Witajcie!
dawno tutaj nie zaglądałam...
Zapomniałam się z Wami podzielić,że... od ponad dwóch tygodni mam już wakacje!
Afrykański klimat sprawia,że tracę poczucie czasu i blogowych obowiązków.
Sporo się wydarzyło podczas tego czasu.
Po ostatnim egzaminie poszłam na imprezę rozpoczynającą wakacje :) pływanie w basenie, tańczenie itd. świetnie spędzony czas ze świetnymi ludźmi :)
W tym tygodniu byłam z koleżanką na shoppingu w Newcastle :)
Obkupiłam się po uszy bo w końcu wszystko jest 'potrzebne'! :D
Kiedyś przy okazji wstawie zdjęcia pięknej kwiecistej sukienki ;)

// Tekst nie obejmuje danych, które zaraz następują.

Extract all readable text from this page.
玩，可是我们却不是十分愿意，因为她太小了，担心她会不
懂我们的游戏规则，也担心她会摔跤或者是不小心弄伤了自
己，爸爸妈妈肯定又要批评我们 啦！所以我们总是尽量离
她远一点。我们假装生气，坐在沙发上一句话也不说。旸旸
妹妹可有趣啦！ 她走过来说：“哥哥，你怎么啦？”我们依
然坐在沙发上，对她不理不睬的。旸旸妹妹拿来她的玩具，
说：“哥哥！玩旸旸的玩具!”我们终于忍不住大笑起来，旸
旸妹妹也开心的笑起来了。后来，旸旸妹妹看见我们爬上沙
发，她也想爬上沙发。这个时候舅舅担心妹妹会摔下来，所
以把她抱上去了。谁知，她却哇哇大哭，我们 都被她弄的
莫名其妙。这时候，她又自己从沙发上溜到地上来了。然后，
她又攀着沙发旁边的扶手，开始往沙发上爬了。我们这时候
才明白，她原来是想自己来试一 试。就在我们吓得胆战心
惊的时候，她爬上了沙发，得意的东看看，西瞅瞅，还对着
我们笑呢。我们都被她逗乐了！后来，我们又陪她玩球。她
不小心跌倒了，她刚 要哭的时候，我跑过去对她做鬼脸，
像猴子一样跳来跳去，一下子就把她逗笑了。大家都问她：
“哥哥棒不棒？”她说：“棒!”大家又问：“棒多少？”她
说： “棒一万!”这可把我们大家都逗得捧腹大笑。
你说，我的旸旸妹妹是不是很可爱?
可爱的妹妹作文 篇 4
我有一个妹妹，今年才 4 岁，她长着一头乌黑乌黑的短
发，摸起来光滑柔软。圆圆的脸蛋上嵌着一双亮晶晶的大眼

Krawężnikowa kawa z Emily, najlepsza! <3
Mój przystojny stylista z Argentyny... <3
Wczoraj, czyli w piątek, stałam się opiekunką malutkiego nietoperza, którego znalazłam leżącego na ziemi.
Oczywiście zabrałam go do domu i zrobiłam mu mieszkanko :)
Szukałam w internecie jaki to jest rodzaj ale był zbyt mały aby to ocenić...
Jak dawałam mu wodę przez strzykawkę to tak słodko mlaskał! :D
Dzisiaj rano nietoperza już nie było w całodobowym hotelu...skoro odleciał to ma się dobrze! :)
W sumie takie małe ok. 5 gramowe stworzonko, a urozmaica dzień. Najbardziej zapamiętam moment kiedy leżał mi na ręce i czułam pukanie jego serduszka <3
W niedzielę (jutro) wyjeżdżam na 5 dniowy obóz do Dundee +2 dni w Durbanie :)
Będzie ok.140 osób w wieku 16-23. Z tego co mi wiadomo to będziemy spać w lesie, 4 osobowych drewnianych domkach :) Brzmi trochę jak obóz harcerski.
Już za tydzień zdam Wam releacje jak było!